Remaining charges, including a more serious one of conspiracy to commit attempted homicide, were dropped in exchange for Barringer’s plea.

The beating caused Harris – himself a former member of the club who’d joined the Sutars Soldiers, a recent offshoot of the Pagans – with cognitive problems and other injuries, according to police, who have yet to name a specific motive for the beating.

Deputy District Attorney Jason Walsh said he couldn’t speak to the reasons that Barringer and some other defendants had agreed to pleas so quickly, saying the question was better left to their attorneys.

“That’s between them and their client,” Walsh said. “I think the commonwealth has a strong case, and I’m confident in it and ready to go to trial.”

Barringer’s attorney, William Difenderfer, didn’t immediately return a call on Tuesday afternoon.
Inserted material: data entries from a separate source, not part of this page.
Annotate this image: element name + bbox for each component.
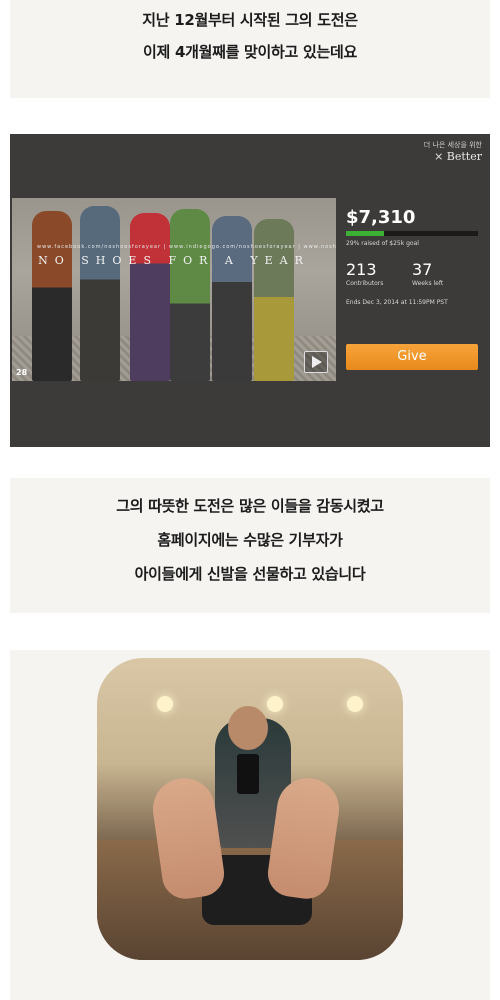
raised-text: 29% raised of $25k goal (346, 240, 419, 247)
amount-raised: $7,310 (346, 207, 416, 228)
brand-logo: × Better (434, 150, 482, 163)
story-line-1: 그의 따뜻한 도전은 많은 이들을 감동시켰고 (116, 497, 384, 515)
contributors-count: 213 (346, 260, 377, 279)
weeks-left-label: Weeks left (412, 280, 444, 287)
progress-bar (346, 231, 478, 236)
barefoot-selfie-photo (97, 658, 403, 960)
man-head (228, 706, 268, 750)
weeks-left-count: 37 (412, 260, 433, 279)
ceiling-lamp (157, 696, 173, 712)
contributors-label: Contributors (346, 280, 384, 287)
phone (237, 754, 259, 794)
ceiling-lamp (267, 696, 283, 712)
end-date: Ends Dec 3, 2014 at 11:59PM PST (346, 299, 448, 306)
play-icon[interactable] (304, 351, 328, 373)
campaign-widget: 더 나은 세상을 위한 × Better www.facebook.com/no… (10, 134, 490, 447)
child-figure (80, 206, 120, 381)
intro-line-2: 이제 4개월째를 맞이하고 있는데요 (143, 43, 357, 61)
child-figure (32, 211, 72, 381)
story-line-2: 홈페이지에는 수많은 기부자가 (157, 531, 343, 549)
story-line-3: 아이들에게 신발을 선물하고 있습니다 (134, 565, 366, 583)
photo-title: NO SHOES FOR A YEAR (38, 254, 310, 267)
photo-count: 28 (16, 368, 28, 377)
intro-line-1: 지난 12월부터 시작된 그의 도전은 (142, 11, 358, 29)
photo-panel (10, 650, 490, 1000)
photo-url-watermark: www.facebook.com/noshoesforayear | www.i… (37, 244, 336, 250)
give-button[interactable]: Give (346, 344, 478, 370)
child-figure (170, 209, 210, 381)
brand-tagline: 더 나은 세상을 위한 (423, 141, 482, 149)
campaign-photo[interactable]: www.facebook.com/noshoesforayear | www.i… (12, 198, 336, 381)
ceiling-lamp (347, 696, 363, 712)
story-text-panel: 그의 따뜻한 도전은 많은 이들을 감동시켰고 홈페이지에는 수많은 기부자가 … (10, 478, 490, 613)
child-figure (130, 213, 170, 381)
child-figure (212, 216, 252, 381)
progress-bar-fill (346, 231, 385, 236)
intro-text-panel: 지난 12월부터 시작된 그의 도전은 이제 4개월째를 맞이하고 있는데요 (10, 0, 490, 98)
Days before filing charges against Barringer, county Chief Detective John Tobin interviewed one of the men accused of carrying out the beating, Paul Anthony Cochran of Charleroi. Cochran allegedly confessed to his involvement in what happened to Harris, who resides in Fallowfield Township. Both men are 54.

Tobin claimed in court documents Cochran said “Montana” told him at a gathering at a bar in Perryopolis, Fayette County, to lead a group of club members to Charleroi to “send him a message.” Cochran purportedly admitted that he knew that to mean for them to assault Harris. Police said Montana is Barringer’s nickname.
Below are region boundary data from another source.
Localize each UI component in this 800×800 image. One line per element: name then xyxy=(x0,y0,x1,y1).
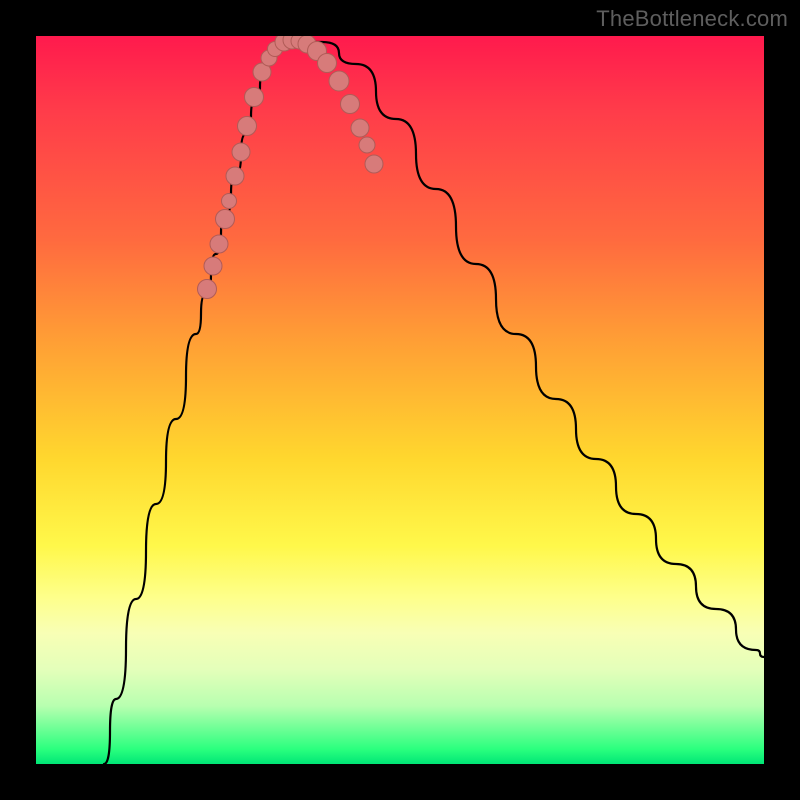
highlight-dots-group xyxy=(198,36,384,299)
highlight-dot xyxy=(351,119,369,137)
chart-frame: TheBottleneck.com xyxy=(0,0,800,800)
highlight-dot xyxy=(318,54,337,73)
highlight-dot xyxy=(359,137,375,153)
watermark-text: TheBottleneck.com xyxy=(596,6,788,32)
highlight-dot xyxy=(226,167,244,185)
highlight-dot xyxy=(232,143,250,161)
highlight-dot xyxy=(210,235,228,253)
highlight-dot xyxy=(222,194,237,209)
highlight-dot xyxy=(204,257,222,275)
highlight-dot xyxy=(198,280,217,299)
bottleneck-curve xyxy=(104,41,764,764)
highlight-dot xyxy=(365,155,383,173)
plot-area xyxy=(36,36,764,764)
highlight-dot xyxy=(245,88,264,107)
highlight-dot xyxy=(341,95,360,114)
highlight-dot xyxy=(238,117,257,136)
chart-svg xyxy=(36,36,764,764)
highlight-dot xyxy=(329,71,349,91)
highlight-dot xyxy=(216,210,235,229)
Court records identified Barringer as the Pagans’ national sergeant at arms. The FBI classifies the group as an outlaw biker gang.

Walsh said that Barringer and some other Pagans who pleaded so far are “not cooperating witnesses” against fellow members who are set to go to trial on Dec. 9.
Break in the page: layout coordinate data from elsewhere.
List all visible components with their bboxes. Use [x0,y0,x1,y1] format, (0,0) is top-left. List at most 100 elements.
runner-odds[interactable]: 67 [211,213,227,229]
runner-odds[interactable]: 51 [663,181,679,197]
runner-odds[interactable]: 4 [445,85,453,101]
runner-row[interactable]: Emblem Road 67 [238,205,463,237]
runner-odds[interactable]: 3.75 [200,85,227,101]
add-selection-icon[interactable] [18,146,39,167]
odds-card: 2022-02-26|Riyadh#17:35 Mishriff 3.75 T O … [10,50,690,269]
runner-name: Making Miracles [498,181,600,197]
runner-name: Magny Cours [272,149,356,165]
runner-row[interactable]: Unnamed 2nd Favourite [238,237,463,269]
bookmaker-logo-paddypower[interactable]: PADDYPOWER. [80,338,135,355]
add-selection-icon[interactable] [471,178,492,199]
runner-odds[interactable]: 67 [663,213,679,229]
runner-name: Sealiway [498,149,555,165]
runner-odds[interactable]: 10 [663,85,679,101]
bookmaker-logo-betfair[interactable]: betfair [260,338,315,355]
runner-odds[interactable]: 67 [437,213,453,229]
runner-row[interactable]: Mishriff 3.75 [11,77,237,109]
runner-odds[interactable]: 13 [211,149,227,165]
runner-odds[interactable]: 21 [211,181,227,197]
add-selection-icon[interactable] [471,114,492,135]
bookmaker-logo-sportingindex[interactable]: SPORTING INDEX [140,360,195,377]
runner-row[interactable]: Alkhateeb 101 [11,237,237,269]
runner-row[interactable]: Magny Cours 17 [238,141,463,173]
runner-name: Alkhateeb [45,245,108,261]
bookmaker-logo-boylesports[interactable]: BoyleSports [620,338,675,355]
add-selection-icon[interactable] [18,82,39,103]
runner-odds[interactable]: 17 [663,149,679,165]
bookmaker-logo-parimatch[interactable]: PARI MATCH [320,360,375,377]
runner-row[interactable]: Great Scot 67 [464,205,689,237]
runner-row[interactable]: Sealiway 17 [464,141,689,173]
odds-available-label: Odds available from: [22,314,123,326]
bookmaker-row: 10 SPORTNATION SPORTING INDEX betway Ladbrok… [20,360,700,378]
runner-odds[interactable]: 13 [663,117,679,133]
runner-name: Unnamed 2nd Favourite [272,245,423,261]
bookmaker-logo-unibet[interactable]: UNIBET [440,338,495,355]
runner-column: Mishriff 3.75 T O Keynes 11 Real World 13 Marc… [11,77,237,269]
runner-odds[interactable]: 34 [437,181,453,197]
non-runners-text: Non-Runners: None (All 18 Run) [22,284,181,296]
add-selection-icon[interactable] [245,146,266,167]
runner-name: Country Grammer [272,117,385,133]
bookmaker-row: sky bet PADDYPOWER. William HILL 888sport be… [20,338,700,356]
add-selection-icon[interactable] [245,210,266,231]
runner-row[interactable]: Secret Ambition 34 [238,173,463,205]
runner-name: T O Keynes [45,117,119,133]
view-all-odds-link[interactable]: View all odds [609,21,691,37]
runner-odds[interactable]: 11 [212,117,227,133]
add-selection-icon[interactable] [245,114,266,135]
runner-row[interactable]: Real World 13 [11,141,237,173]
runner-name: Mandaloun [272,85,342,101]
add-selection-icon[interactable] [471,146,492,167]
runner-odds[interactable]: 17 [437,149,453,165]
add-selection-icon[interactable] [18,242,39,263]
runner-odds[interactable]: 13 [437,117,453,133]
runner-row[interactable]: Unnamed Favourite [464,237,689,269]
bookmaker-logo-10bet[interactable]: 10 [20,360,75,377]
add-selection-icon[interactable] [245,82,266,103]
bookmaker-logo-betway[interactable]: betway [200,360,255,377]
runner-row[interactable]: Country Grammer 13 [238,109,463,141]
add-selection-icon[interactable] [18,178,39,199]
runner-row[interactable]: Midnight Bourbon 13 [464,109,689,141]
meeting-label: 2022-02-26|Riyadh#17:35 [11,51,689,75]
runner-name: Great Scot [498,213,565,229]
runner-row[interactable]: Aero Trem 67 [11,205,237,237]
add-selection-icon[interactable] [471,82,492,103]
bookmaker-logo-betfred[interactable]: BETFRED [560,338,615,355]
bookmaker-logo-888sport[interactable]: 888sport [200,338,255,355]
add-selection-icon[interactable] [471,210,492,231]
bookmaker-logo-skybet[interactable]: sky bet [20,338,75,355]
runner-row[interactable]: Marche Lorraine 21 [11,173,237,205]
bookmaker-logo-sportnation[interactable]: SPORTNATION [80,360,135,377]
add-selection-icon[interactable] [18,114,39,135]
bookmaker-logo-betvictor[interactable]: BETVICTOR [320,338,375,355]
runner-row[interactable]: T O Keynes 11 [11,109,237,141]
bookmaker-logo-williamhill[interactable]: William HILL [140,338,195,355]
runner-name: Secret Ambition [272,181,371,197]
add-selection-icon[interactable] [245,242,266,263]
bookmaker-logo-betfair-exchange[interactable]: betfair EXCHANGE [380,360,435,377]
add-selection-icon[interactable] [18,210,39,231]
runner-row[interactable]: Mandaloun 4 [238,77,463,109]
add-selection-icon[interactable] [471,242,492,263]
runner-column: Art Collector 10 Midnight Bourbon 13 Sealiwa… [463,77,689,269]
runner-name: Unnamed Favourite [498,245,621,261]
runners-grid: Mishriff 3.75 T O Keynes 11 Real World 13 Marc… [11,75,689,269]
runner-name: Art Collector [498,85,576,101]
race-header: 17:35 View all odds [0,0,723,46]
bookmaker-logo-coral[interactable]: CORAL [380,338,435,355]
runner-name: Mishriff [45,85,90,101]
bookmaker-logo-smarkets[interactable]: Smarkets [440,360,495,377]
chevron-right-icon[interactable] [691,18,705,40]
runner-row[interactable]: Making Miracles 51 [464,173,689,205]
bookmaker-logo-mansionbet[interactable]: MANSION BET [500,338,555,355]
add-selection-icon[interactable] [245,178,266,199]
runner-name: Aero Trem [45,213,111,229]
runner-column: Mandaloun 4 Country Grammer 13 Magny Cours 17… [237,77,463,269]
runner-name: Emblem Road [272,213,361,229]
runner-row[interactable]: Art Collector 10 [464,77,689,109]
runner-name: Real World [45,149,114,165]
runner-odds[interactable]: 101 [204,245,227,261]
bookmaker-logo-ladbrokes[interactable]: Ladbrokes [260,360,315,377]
Cochran, 54, is the only member of the group who is.

Others who are expected to testify for the government if needed are Jamie Granato – who was fiancée to Matthew Vasquez, another of the accused, at the time of the beating – and Zackary Yagnich, a 27-year-old officer of the Slovak Club, which is located at 700 McKean Ave. So is James Baranowski, a retired state police sergeant and former candidate for Fayette County sheriff.

Yagnich took the stand in previous hearings and admitted that he unlocked the door to the club, where Harris was sitting at the bar, on the night of the attack.

Investigators say Baranowski, who was hired as a private investigator for defendants in the case, of offered the victim and his wife, Michele Harris, “guaranteed financial support and protection from harm for the rest of their lives” if they didn’t pursue charges in the case.

He also said that another Pagan leader who wasn’t said to have been present for the attack, Brian Keruskin of Charleroi, had asked him about possibly deleting security footage from the bar. The footage of the beating ultimately wasn’t deleted, and is being used as evidence by the government.

Keruskin, 57, pleaded no contest to conspiracy to commit aggravated assault earlier this month. He was sentenced to 2 1/2 to 8 years in prison.

Walsh said on Tuesday that he’d been at a pre-trial conference for the members of the gang who are still expected for trial. They are Jason Huff, 40, of Plum; Vasquez, 31, of Monessen; John Sadvary, 40, of Penn Hills; and Joseph Olinsky, 46, of McKeesport. They are being denied bail pending the outcome of their cases.